L'expansion du photovoltaïque progresse. Dettighofen, une commune allemande à la frontière du canton de Schaffhouse, compte plus de toits équipés de modules photovoltaïques (PV) que nulle part ailleurs. Environ 45% de l’électricité dont les habitants ont besoin sont produits sur place avec des installations solaires. Dettighofen est ainsi l’élève modèle du «tournant énergétique». Mais pas seulement: la commune rurale permet également d’analyser les conséquences d’une forte croissance des installations de production d’électricité décentralisées sur le réseau d’alimentation.

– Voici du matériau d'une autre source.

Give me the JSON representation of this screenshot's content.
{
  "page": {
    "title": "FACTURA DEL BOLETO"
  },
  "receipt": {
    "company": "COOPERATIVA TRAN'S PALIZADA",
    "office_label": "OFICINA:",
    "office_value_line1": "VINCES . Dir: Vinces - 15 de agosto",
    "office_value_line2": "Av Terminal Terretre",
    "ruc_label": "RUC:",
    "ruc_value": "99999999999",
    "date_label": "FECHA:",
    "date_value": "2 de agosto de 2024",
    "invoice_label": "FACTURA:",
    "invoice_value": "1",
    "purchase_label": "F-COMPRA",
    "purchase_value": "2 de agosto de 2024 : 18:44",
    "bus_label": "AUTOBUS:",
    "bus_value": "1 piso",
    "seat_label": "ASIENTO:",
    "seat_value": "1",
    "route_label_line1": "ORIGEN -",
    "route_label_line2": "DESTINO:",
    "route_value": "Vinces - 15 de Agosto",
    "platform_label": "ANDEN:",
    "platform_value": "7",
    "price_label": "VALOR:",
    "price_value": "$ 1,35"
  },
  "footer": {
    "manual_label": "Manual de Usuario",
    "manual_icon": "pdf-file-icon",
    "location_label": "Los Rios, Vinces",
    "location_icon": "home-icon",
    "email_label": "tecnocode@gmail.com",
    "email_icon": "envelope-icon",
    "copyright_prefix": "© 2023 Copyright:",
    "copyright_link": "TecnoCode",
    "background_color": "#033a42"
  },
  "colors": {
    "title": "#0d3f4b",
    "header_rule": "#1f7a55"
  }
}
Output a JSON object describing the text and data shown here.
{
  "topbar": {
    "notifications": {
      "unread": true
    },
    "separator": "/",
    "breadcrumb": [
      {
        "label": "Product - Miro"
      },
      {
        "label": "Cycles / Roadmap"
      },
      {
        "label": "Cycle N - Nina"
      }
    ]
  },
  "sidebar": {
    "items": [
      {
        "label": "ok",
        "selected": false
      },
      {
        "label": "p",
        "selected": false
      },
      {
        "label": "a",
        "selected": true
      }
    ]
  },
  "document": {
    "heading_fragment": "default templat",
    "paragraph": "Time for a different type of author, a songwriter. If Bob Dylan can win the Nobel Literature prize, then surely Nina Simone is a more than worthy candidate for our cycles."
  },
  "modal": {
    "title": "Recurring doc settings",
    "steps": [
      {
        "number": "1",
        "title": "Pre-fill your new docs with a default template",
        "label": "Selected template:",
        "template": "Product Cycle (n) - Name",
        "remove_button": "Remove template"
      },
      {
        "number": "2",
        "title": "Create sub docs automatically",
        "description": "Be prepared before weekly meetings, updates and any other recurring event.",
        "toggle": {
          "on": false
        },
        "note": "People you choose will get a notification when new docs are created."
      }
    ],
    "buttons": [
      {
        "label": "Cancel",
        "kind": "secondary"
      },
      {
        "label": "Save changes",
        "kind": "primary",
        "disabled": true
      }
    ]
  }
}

C’est exactement ce que deux projets de recherche de la ZHAW (Zürcher Hochschule für Angewandte Wissenschaften) ont réalisé depuis 2014. Dans ces études, les scientifiques impliqués ont pu démontrer que l’injection décentralisée de courant PV provoquait des surcharges ponctuelles sur le réseau (figure 1). La tension du réseau aux points d’injection était parfois de 5 à 7% supérieure à la valeur standard de 230 V.
Les écarts de la tension du réseau par rapport à la norme ne sont pas inhabituels. La tension du réseau ne s’élève pas précisément à 230 V mais oscille autour de cette valeur; elle est parfois supérieure (lorsque la quantité d’électricité produite est supérieure à celle consommée) et parfois inférieure (lorsque la consommation est supérieure à la production). Les écarts de tension ne doivent toutefois pas être trop importants. Dans le cas contraire, les installations informatiques et autres appareils électriques raccordés au réseau, voire le réseau lui-même, risquent d’être endommagés. Pour cette raison, la norme IEC 60038:1983 de la Commission Electrotechnique Internationale (CEI) autorise au maximum des écarts de 10% par rapport à la valeur nominale: la tension doit donc se situer entre 207 et 253 V.
Des mesures ciblées en certains points du réseau
Les fluctuations de tension mesurées à Dettighofen se situaient encore dans la plage des valeurs autorisées. «Nous savons, grâce aux analyses réalisées à Dettighofen, qu’une expansion du photovoltaïque n’est pas d’emblée problématique, car nos réseaux électriques sont conçus de manière robuste», affirme Markus Niedrist, responsable du département Réseau d’EKS (Elektrizitätswerk des Kantons Schaffhausen), dont la zone d’approvisionnement comprend Dettighofen. Selon l'expert, il ne faut toutefois pas perdre le problème de vue: «Nous devons observer l’évolution au cours des prochaines années et appliquer des mesures ciblées aux points du réseau soumis à des charges critiques.»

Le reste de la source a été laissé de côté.